Here are five ways you can do that and integrate your logging with error monitoring:
1. Log-o-Error Monitoring Tool
In order to have a chance to troubleshoot more quickly, your DevOps teams should work to have log data sent to the error monitoring tool, instead of to the disk or a logging tool alone. Code that is pushed to production should be sent to your monitoring tool to provide visibility into the performance of your applications as they progress through your CI/CD process;
2. Verify Application Language Support
Being able to log data directly to your error-monitoring tool is great. But you also need that tool to provide value almost as soon as you install it. To do that, your error-monitoring tool needs to support instrumentation for your application’s programming language. If your applications are written in .NET, you want a crash reporting solution that instruments your .NET applications so it can start providing error reports as quickly as possible;
3. Make Logging Descriptive and Contextual
When developers write log messages for your applications, this data should be descriptive and provide context to help with troubleshooting. You want to ensure that your log data includes information such as timestamps, session IDs, unique user IDs and resource-usage information. Having all of this data in your logs will help with faster troubleshooting. This information also helps you understand what was happening across your infrastructure before an error occurred. The error monitoring tool will be able to correlate this data and tie it to a particular user or session.

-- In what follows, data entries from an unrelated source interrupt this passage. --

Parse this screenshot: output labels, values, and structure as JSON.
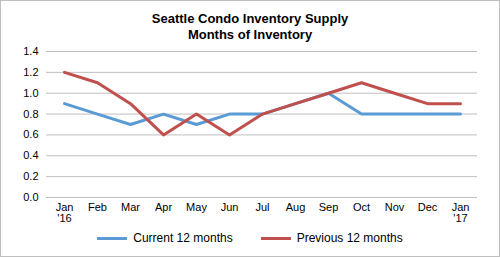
{
  "chart_data": {
    "type": "line",
    "title": "Seattle Condo Inventory Supply",
    "subtitle": "Months of Inventory",
    "categories": [
      "Jan\n'16",
      "Feb",
      "Mar",
      "Apr",
      "May",
      "Jun",
      "Jul",
      "Aug",
      "Sep",
      "Oct",
      "Nov",
      "Dec",
      "Jan\n'17"
    ],
    "series": [
      {
        "name": "Current 12 months",
        "color": "#5b9bd5",
        "values": [
          0.9,
          0.8,
          0.7,
          0.8,
          0.7,
          0.8,
          0.8,
          0.9,
          1.0,
          0.8,
          0.8,
          0.8,
          0.8
        ]
      },
      {
        "name": "Previous 12 months",
        "color": "#c0504d",
        "values": [
          1.2,
          1.1,
          0.9,
          0.6,
          0.8,
          0.6,
          0.8,
          0.9,
          1.0,
          1.1,
          1.0,
          0.9,
          0.9
        ]
      }
    ],
    "ylim": [
      0,
      1.4
    ],
    "yticks": [
      {
        "value": 0,
        "label": "0.0"
      },
      0.2,
      0.4,
      0.6,
      0.8,
      {
        "value": 1,
        "label": "1.0"
      },
      1.2,
      1.4
    ],
    "grid": true,
    "legend": "bottom"
  }
}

4. Make Log Data Structured
A common best practice for logging is to ensure that the data is structured. Unstructured log data makes it much tougher to store, index and search for log events when you’re troubleshooting. Having the data in a structured format requires specifying not just that something bad has happened within your application, but also which customer ID, for example, it happened to. When this data is sent to your monitoring tool, you’re now able to see that this customer was impacted by that issue, as well as what other issues may be impacting that customer.
5. Use APIs or Plugins
You want to minimize the changes you need to make to sustain your logging and monitoring integration. Utilizing APIs, webhooks or plugins from your error monitoring tool will help accomplish this. APIs tend to stay relatively constant to provide support for integrations from many systems, so using them to send or receive log data is recommended. Also, this can allow for alerting and notifications about issues uncovered in your log, provided to you via email or ChatOps systems.
Let’s ‘Log and Roll’
Log data contains some critical pieces of information about your applications and infrastructure, including databases. Having this data stored in logging tools is very beneficial for collecting, aggregating, and viewing this data. But there are shortcomings and weaknesses that can be overcome by complementing your logging with error monitoring.
The ultimate goal is to keep your end users happy and have good customer stories. To do this, you want to use both logging and monitoring together, in an integrated fashion, to accomplish your goal. With the right logging tools or methodology and error monitoring tools, your developers and operations teams will be able to plan for and troubleshoot application issues much faster.
And that’s the benefit of having complementary tools: things just get done faster.